WP3: History of Ethics and Law of Responding to Suffering

WP3 explores how life-threatening phenomena in history such as famine, war, and natural catastrophes have challenged ethical and legal norms and demanded not only to take seriously human and non-human suffering but to act and struggle – if necessary, at the border of law or breaking the law – to survive. WP3 considers how these responses to extremes reflect the meliorist stance of suffering.

Photo copyright: Tuula Sakaranaho

WP3 investigates how coping with extreme situations relate to fundamental ethical, legal and societal/political ideals such as human dignity, justice and equality, security and basic need, negative liberty and right, or well-being. When speaking about the meliorist idea of responding to extreme suffering in ethics, the focus also shifts from theory to practical moral responsibility. Both individuals and societies/institutions have roles in reducing suffering. We ask what kind of role our values and norms have in the face of predictable turmoil, extremities, and emergencies within and between societies. How are people’s distress and suffering heard? 

Meliorism views suffering not as inevitable, but as a condition that can be mitigated through human action. Within the legal sphere, this perspective challenges us to see law not merely as a mechanism for assigning blame or adjudicating disputes, but as an instrument for preventing harm, alleviating suffering, and reforming the structures that produce injustice. We ask how crisis situations can be anticipated and responded to in legislation or politics. What, for example, does the right to life or subsistence practically mean in such situations? What actions do these rights allow us to undertake when they are violated?  

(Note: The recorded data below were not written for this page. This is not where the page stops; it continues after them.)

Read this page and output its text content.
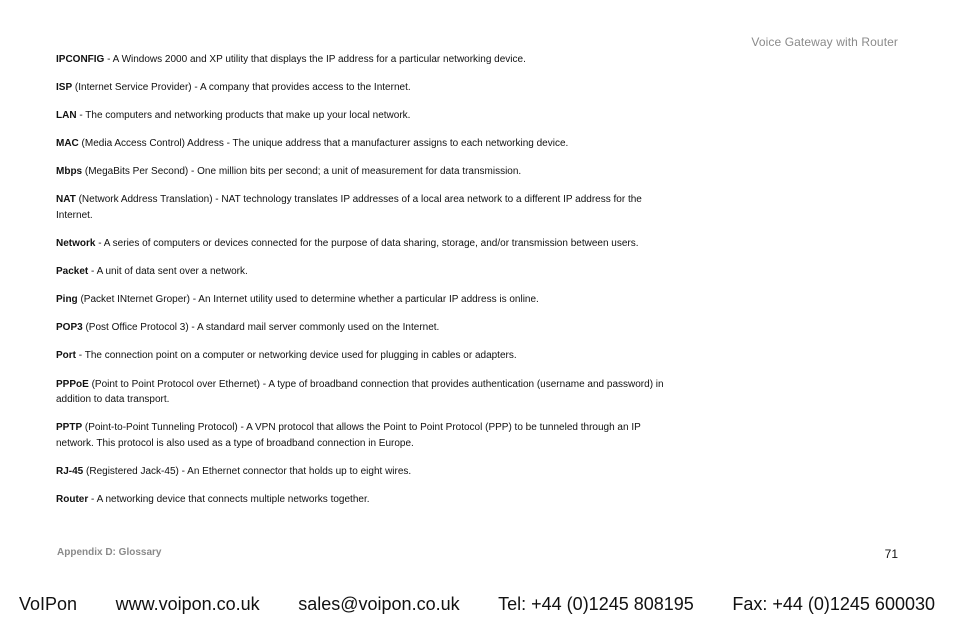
Voice Gateway with Router

IPCONFIG - A Windows 2000 and XP utility that displays the IP address for a particular networking device.

ISP (Internet Service Provider) - A company that provides access to the Internet.

LAN - The computers and networking products that make up your local network.

MAC (Media Access Control) Address - The unique address that a manufacturer assigns to each networking device.

Mbps (MegaBits Per Second) - One million bits per second; a unit of measurement for data transmission.

NAT (Network Address Translation) - NAT technology translates IP addresses of a local area network to a different IP address for the Internet.

Network - A series of computers or devices connected for the purpose of data sharing, storage, and/or transmission between users.

Packet - A unit of data sent over a network.

Ping (Packet INternet Groper) - An Internet utility used to determine whether a particular IP address is online.

POP3 (Post Office Protocol 3) - A standard mail server commonly used on the Internet.

Port - The connection point on a computer or networking device used for plugging in cables or adapters.

PPPoE (Point to Point Protocol over Ethernet) - A type of broadband connection that provides authentication (username and password) in addition to data transport.

PPTP (Point-to-Point Tunneling Protocol) - A VPN protocol that allows the Point to Point Protocol (PPP) to be tunneled through an IP network. This protocol is also used as a type of broadband connection in Europe.

RJ-45 (Registered Jack-45) - An Ethernet connector that holds up to eight wires.

Router - A networking device that connects multiple networks together.

Appendix D: Glossary	71
VoIPon www.voipon.co.uk sales@voipon.co.uk Tel: +44 (0)1245 808195 Fax: +44 (0)1245 600030
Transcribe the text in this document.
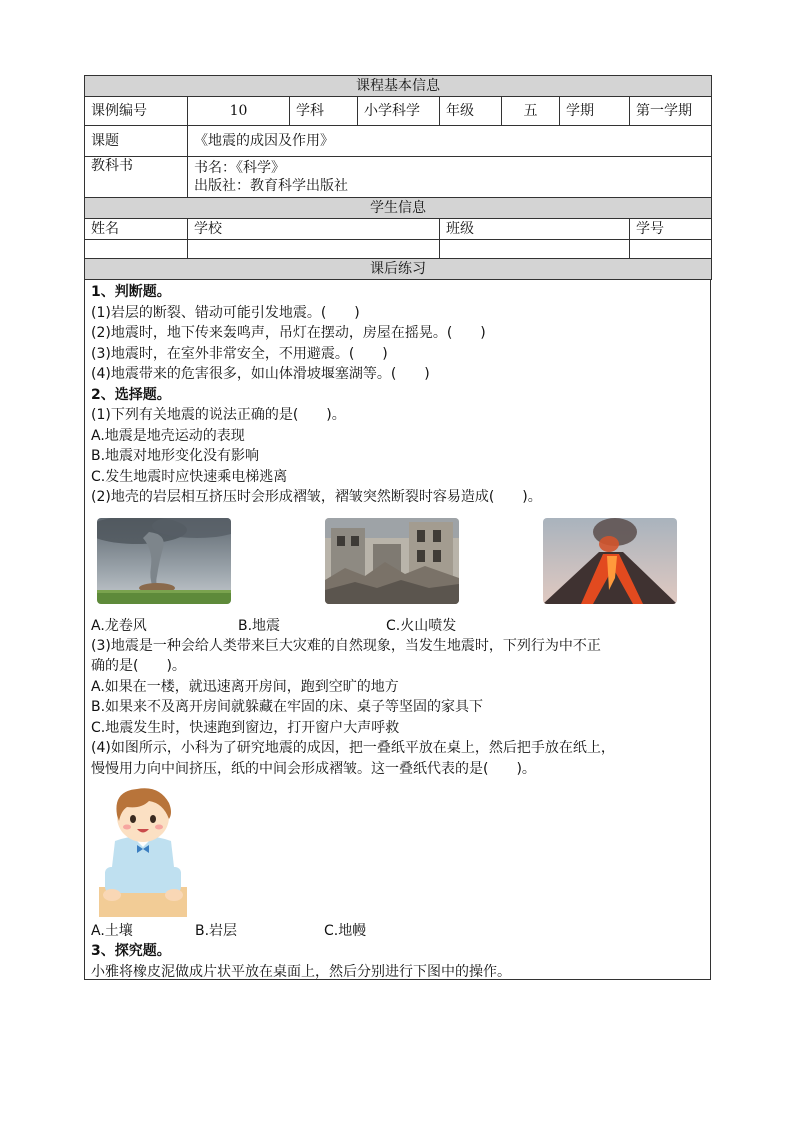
课程基本信息							
课例编号	10	学科	小学科学	年级	五	学期	第一学期
课题	《地震的成因及作用》						
教科书	书名：《科学》
出版社：教育科学出版社						

学生信息							
姓名	学校			班级			学号

课后练习							

1、判断题。

(1)岩层的断裂、错动可能引发地震。(　　)

(2)地震时，地下传来轰鸣声，吊灯在摆动，房屋在摇晃。(　　)

(3)地震时，在室外非常安全，不用避震。(　　)

(4)地震带来的危害很多，如山体滑坡堰塞湖等。(　　)

2、选择题。

(1)下列有关地震的说法正确的是(　　)。

A.地震是地壳运动的表现

B.地震对地形变化没有影响

C.发生地震时应快速乘电梯逃离

(2)地壳的岩层相互挤压时会形成褶皱，褶皱突然断裂时容易造成(　　)。

A.龙卷风	B.地震	C.火山喷发

(3)地震是一种会给人类带来巨大灾难的自然现象，当发生地震时，下列行为中不正

确的是(　　)。

A.如果在一楼，就迅速离开房间，跑到空旷的地方

B.如果来不及离开房间就躲藏在牢固的床、桌子等坚固的家具下

C.地震发生时，快速跑到窗边，打开窗户大声呼救

(4)如图所示，小科为了研究地震的成因，把一叠纸平放在桌上，然后把手放在纸上，

慢慢用力向中间挤压，纸的中间会形成褶皱。这一叠纸代表的是(　　)。

A.土壤	B.岩层	C.地幔

3、探究题。

小雅将橡皮泥做成片状平放在桌面上，然后分别进行下图中的操作。
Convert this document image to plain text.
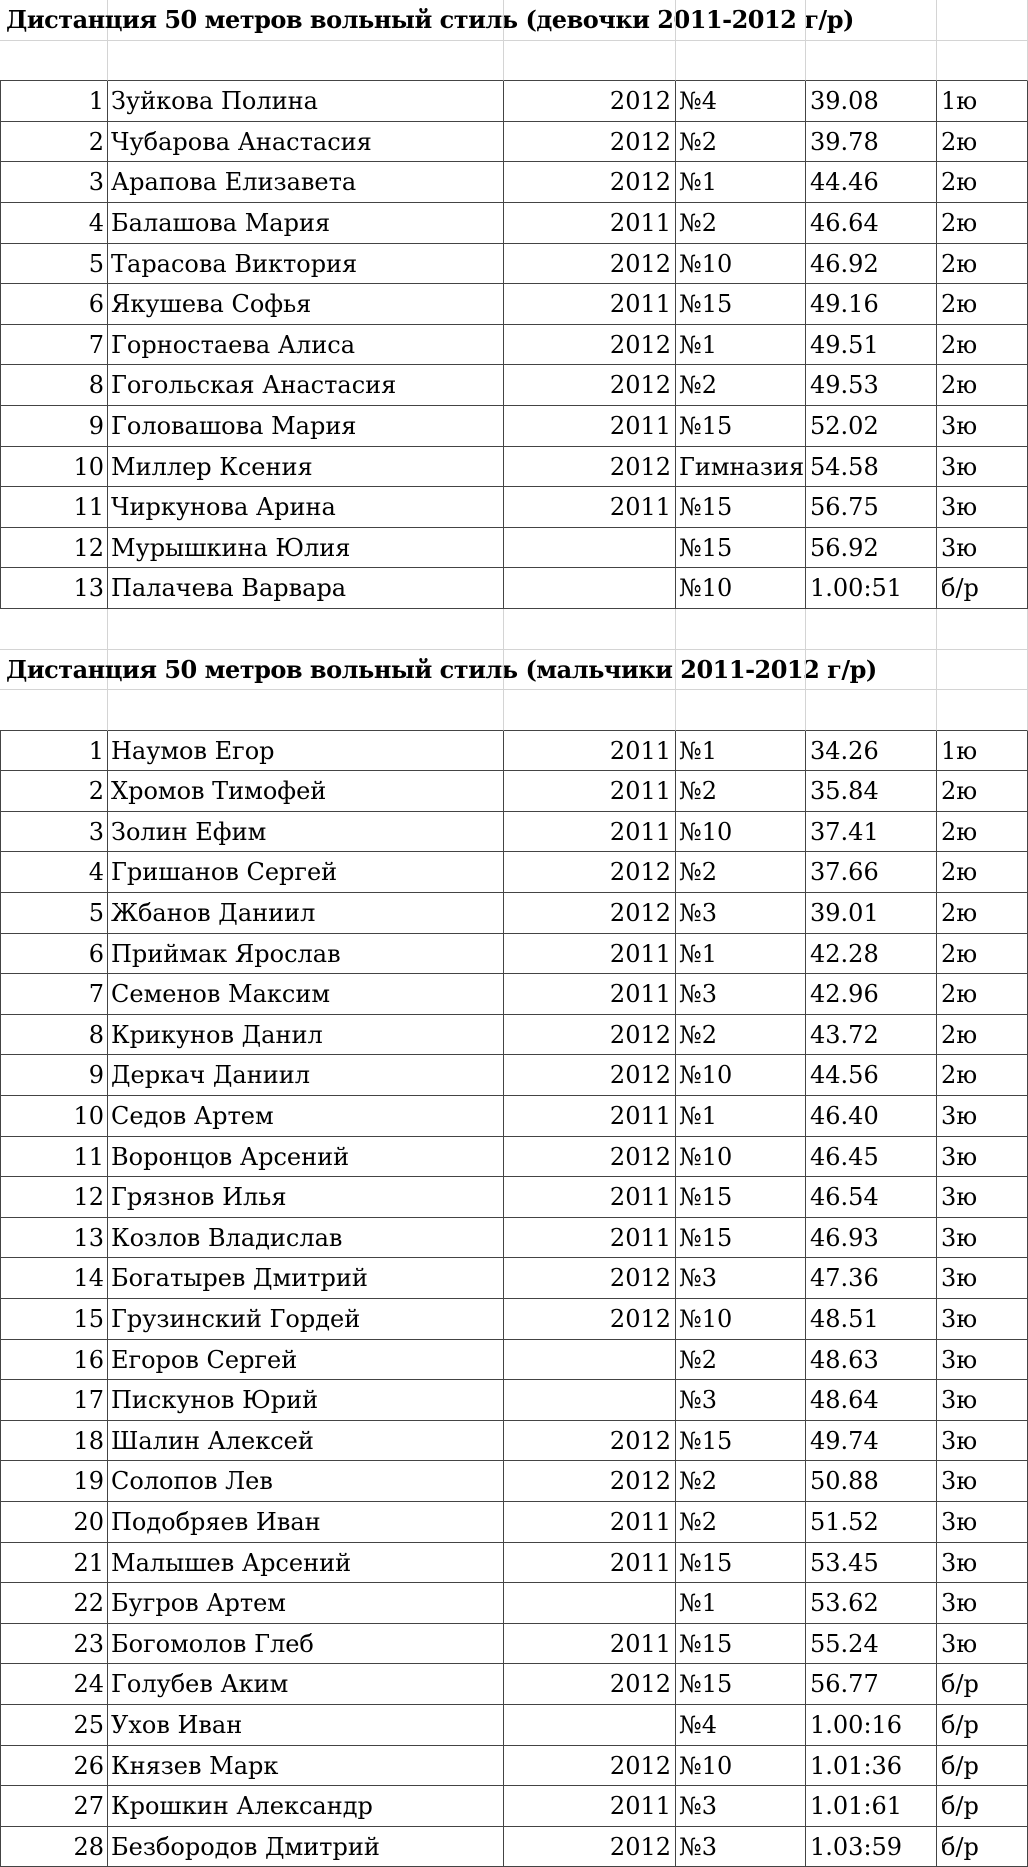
Дистанция 50 метров вольный стиль (девочки 2011-2012 г/р)
1 Зуйкова Полина	2012 №4	39.08	1ю
2 Чубарова Анастасия	2012 №2	39.78	2ю
3 Арапова Елизавета	2012 №1	44.46	2ю
4 Балашова Мария	2011 №2	46.64	2ю
5 Тарасова Виктория	2012 №10	46.92	2ю
6 Якушева Софья	2011 №15	49.16	2ю
7 Горностаева Алиса	2012 №1	49.51	2ю
8 Гогольская Анастасия	2012 №2	49.53	2ю
9 Головашова Мария	2011 №15	52.02	3ю
10 Миллер Ксения	2012 Гимназия 54.58	3ю
11 Чиркунова Арина	2011 №15	56.75	3ю
12 Мурышкина Юлия	№15	56.92	3ю
13 Палачева Варвара	№10	1.00:51	б/р
Дистанция 50 метров вольный стиль (мальчики 2011-2012 г/р)
1 Наумов Егор	2011 №1	34.26	1ю
2 Хромов Тимофей	2011 №2	35.84	2ю
3 Золин Ефим	2011 №10	37.41	2ю
4 Гришанов Сергей	2012 №2	37.66	2ю
5 Жбанов Даниил	2012 №3	39.01	2ю
6 Приймак Ярослав	2011 №1	42.28	2ю
7 Семенов Максим	2011 №3	42.96	2ю
8 Крикунов Данил	2012 №2	43.72	2ю
9 Деркач Даниил	2012 №10	44.56	2ю
10 Седов Артем	2011 №1	46.40	3ю
11 Воронцов Арсений	2012 №10	46.45	3ю
12 Грязнов Илья	2011 №15	46.54	3ю
13 Козлов Владислав	2011 №15	46.93	3ю
14 Богатырев Дмитрий	2012 №3	47.36	3ю
15 Грузинский Гордей	2012 №10	48.51	3ю
16 Егоров Сергей	№2	48.63	3ю
17 Пискунов Юрий	№3	48.64	3ю
18 Шалин Алексей	2012 №15	49.74	3ю
19 Солопов Лев	2012 №2	50.88	3ю
20 Подобряев Иван	2011 №2	51.52	3ю
21 Малышев Арсений	2011 №15	53.45	3ю
22 Бугров Артем	№1	53.62	3ю
23 Богомолов Глеб	2011 №15	55.24	3ю
24 Голубев Аким	2012 №15	56.77	б/р
25 Ухов Иван	№4	1.00:16	б/р
26 Князев Марк	2012 №10	1.01:36	б/р
27 Крошкин Александр	2011 №3	1.01:61	б/р
28 Безбородов Дмитрий	2012 №3	1.03:59	б/р
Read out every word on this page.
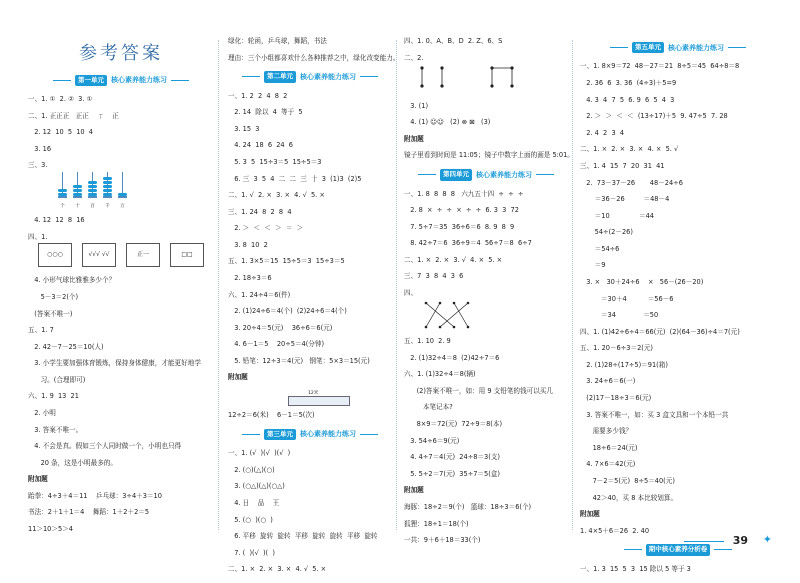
参考答案
第一单元	核心素养能力练习
一、1. ①  2. ②  3. ①
二、1. 正正正   正正    ㄒ    正
2. 12  10  5  10  4
3. 16
三、3.
个	十	百	千	万
4. 12  12  8  16
四、1.
○○○	√√√ √√	正一	□□
4. 小形气球比雅雅多少个？
5－3＝2(个)
(答案不唯一)
五、1. 7
2. 42－7－25＝10(人)
3. 小学生要加强体育锻炼，保持身体健康，才能更好地学
习。(合理即可)
六、1. 9  13  21
2. 小明
3. 答案不唯一。
4. 不会是真。假如三个人同时做一个，小明也只得
20 条，这是小明最多的。
附加题
跆拳：4÷3＋4＝11    乒乓球：3÷4＋3＝10
书法：2＋1＋1＝4    舞蹈：1＋2＋2＝5
11＞10＞5＞4
绿化：轮函，乒乓球，舞蹈，书法
理由：三个小组都喜欢什么各种推荐之中，绿化改变能力。
第二单元	核心素养能力练习
一、1. 2  2  4  8  2
2. 14  除以  4  等于  5
3. 15  3
4. 24  18  6  24  6
5. 3  5  15÷3＝5  15÷5＝3
6. 三  3  5  4  二  二  三  十  3  (1)3  (2)5
二、1. √  2. ×  3. ×  4. √  5. ×
三、1. 24  8  2  8  4
2. ＞  ＜  ＜  ＞  ＝  ＞
3. 8  10  2
五、1. 3×5＝15  15÷5＝3  15÷3＝5
2. 18÷3＝6
六、1. 24÷4＝6(件)
2. (1)24÷6＝4(个)  (2)24÷6＝4(个)
3. 20÷4＝5(元)    36÷6＝6(元)
4. 6－1＝5    20÷5＝4(分钟)
5. 铅笔：12÷3＝4(元)   钢笔：5×3＝15(元)
附加题
12米
12÷2＝6(米)    6－1＝5(次)
第三单元	核心素养能力练习
一、1. (√  )(√  )(√  )
2. (○)(△)(○)
3. (○△)(△)(○△)
4. 日    品    王
5. (○  )(○  )
6. 平移  旋转  旋转  平移  旋转  旋转  平移  旋转
7. (  )(√  )(  )
二、1. ×  2. ×  3. ×  4. √  5. ×
四、1. 0、A、B、D  2. Z、6、S
二、2.
3. (1)
4. (1) ☺☺   (2) ⊗ ⊠   (3)
附加题
镜子里看到时间是 11:05；镜子中数字上面的画是 5:01。
第四单元	核心素养能力练习
一、1. 8  8  8  8   六九五十四  ÷  ÷  ÷
2. 8  ×  ÷  ÷  ×  ÷  ÷  6. 3  3  72
7. 5÷7＝35  36÷6＝6  8. 9  8  9
8. 42÷7＝6  36÷9＝4  56÷7＝8  6÷7
二、1. ×  2. ×  3. √  4. ×  5. ×
三、7  3  8  4  3  6
四、
五、1. 10  2. 9
2. (1)32÷4＝8  (2)42÷7＝6
六、1. (1)32÷4＝8(辆)
(2)答案不唯一，如：用 9 支铅笔的钱可以买几
本笔记本?
8×9＝72(元)  72÷9＝8(本)
3. 54÷6＝9(元)
4. 4÷7＝4(元)  24÷8＝3(支)
5. 5÷2＝7(元)  35÷7＝5(盒)
附加题
海豚：18÷2＝9(个)   篮球：18÷3＝6(个)
狐狸：18÷1＝18(个)
一共：9＋6＋18＝33(个)
第五单元	核心素养能力练习
一、1. 8×9＝72  48－27＝21  8÷5＝45  64÷8＝8
2. 36  6  3. 36  (4÷3)＋5=9
4. 3  4  7  5  6. 9  6  5  4  3
2. ＞  ＞  ＜  ＜  (13÷17)＋5  9. 47÷5  7. 28
2. 4  2  3  4
二、1. ×  2. ×  3. ×  4. ×  5. √
三、1. 4  15  7  20  31  41
2.  73－37－26       48－24÷6
＝36－26         ＝48－4
＝10              ＝44
54÷(2－26)
＝54÷6
＝9
3. ×   30＋24÷6    ×   56－(26－20)
＝30＋4          ＝56－6
＝34             ＝50
四、1. (1)42÷6÷4＝66(元)  (2)(64－36)÷4＝7(元)
五、1. 20－6÷3＝2(元)
2. (1)28÷(17÷5)＝91(箱)
3. 24÷6＝6(一)
(2)17－18÷3＝6(元)
3. 答案不唯一，如：买 3 盒文具和一个本铅一共
需要多少钱？
18÷6＝24(元)
4. 7×6＝42(元)
7－2＝5(元)  8÷5＝40(元)
42＞40，买 8 本比较划算。
附加题
1. 4×5＋6＝26  2. 40
期中核心素养分析卷
一、1. 3  15  5  3  15 除以 5 等于 3
39 ✦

In addition to legal history, WP3 examines these questions from the perspective of the history of ethics. The main research period extends from the Middle Ages to the early modern period, but we will of course take into account possible earlier and/or later influences. Using and further articulating the old philosophical and legal principle of extreme necessity (necessitas non habet legem, “necessity knows no law”) we explore how medieval and early modern jurists and theologians/philosophers responded to extreme suffering in their texts and what kind of active means they recommended to alleviate suffering. We will also consider how these responses to extremes reflect the meliorist stance of suffering.